Custom designed breadboard for a microscope made from 0.5″ aluminum, straight from the cutter. All the pilot holes were waterjet cut to a bit under 5 mm diameter (they come out of the waterjet cutter tapered and uneven), and will be hand-drilled to either an M6 clearance (6.5 mm should do) or tapped to a M6 thread (drilled to ~5.25 mm and then tapped).

Should you?: In building (mostly one-time use) scientific experiments, the most expensive line item is often your time. If you can solve the problem by spending a few extra bucks on thorlabs or other commercial-off-the-shelf parts, or screw together some ugly 80/20 and get going with your experiment, do that. Making custom waterjet or CNC parts, or messing around with 3d printing, is for cases where you need to go beyond existing solutions, and for those cases only.

How to: Start by making your part drawing, and export it as DXF file. Almost any software will do, but it helps if you can enter measurements, and proper CAD tools like any of the autodesk offerings, or solidworks are ideal, but you can get pretty far using illustrator or similar tools. Measure twice, order once, and when in doubt, add a few extra pilot holes in places where you might need to attach something. When you get the part, fix the mistakes you made in your initial drawing with your hacksaw and file.
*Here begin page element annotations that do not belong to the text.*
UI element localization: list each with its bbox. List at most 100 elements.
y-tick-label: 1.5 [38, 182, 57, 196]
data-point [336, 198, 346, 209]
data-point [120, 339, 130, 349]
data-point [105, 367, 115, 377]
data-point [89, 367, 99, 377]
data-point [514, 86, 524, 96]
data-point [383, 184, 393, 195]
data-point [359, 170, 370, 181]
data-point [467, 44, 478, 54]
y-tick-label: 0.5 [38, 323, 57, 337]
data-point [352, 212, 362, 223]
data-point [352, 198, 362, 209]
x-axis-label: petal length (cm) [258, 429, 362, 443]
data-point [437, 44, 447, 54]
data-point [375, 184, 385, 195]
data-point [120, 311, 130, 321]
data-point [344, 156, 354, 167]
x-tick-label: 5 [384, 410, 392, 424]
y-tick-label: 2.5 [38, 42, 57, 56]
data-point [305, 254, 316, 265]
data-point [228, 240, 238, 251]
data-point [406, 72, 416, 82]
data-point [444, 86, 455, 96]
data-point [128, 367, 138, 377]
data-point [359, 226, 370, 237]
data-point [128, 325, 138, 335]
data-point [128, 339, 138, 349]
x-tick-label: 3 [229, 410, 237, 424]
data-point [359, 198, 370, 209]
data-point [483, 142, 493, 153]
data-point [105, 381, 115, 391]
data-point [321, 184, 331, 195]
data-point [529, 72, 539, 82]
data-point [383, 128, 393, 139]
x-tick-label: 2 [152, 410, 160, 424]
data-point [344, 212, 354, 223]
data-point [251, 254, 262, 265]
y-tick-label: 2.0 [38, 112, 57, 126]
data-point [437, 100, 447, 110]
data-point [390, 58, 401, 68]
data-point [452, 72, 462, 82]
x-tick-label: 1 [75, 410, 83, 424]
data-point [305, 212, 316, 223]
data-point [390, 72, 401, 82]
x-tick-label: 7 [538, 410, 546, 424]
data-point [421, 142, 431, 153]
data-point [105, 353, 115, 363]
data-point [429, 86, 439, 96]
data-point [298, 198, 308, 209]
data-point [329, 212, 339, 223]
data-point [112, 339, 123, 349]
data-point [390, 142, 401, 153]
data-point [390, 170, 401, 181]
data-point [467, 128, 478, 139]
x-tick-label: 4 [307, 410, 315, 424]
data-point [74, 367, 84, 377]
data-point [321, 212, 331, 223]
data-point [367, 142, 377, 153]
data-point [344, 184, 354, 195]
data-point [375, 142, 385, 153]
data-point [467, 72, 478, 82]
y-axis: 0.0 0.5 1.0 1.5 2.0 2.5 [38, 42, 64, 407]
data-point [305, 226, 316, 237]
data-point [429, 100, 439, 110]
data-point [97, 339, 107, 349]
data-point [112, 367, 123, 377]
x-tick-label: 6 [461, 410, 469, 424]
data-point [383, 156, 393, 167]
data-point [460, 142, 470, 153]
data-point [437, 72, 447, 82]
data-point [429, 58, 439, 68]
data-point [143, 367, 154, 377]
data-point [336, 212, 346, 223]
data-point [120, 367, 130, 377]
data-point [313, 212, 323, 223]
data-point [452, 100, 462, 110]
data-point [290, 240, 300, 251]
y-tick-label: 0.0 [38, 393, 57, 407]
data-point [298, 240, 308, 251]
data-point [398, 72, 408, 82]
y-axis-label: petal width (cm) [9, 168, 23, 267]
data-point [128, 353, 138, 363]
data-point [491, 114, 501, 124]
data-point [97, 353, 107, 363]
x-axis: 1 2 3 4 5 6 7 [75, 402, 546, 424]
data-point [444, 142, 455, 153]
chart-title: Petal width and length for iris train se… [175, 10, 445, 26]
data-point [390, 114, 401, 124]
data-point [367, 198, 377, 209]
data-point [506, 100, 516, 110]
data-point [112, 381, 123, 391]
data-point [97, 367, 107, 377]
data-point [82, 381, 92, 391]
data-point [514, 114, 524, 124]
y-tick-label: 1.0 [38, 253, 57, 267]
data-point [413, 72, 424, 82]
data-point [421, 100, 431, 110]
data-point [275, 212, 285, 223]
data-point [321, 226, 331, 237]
Keep in mind that waterjet cut pieces will not be guaranteed to be flat to amazing tolerances, and the cut edges will all be tapered from the water jet expanding towards the bottom. If you need the part to be flat, you might need to buy a proper breadboard, or get your plate surface ground at a machine shop. However, for many lab applications, flatness is pretty irrelevant because components of the experiment will usually be individually positioned with regard to each other or some other reference.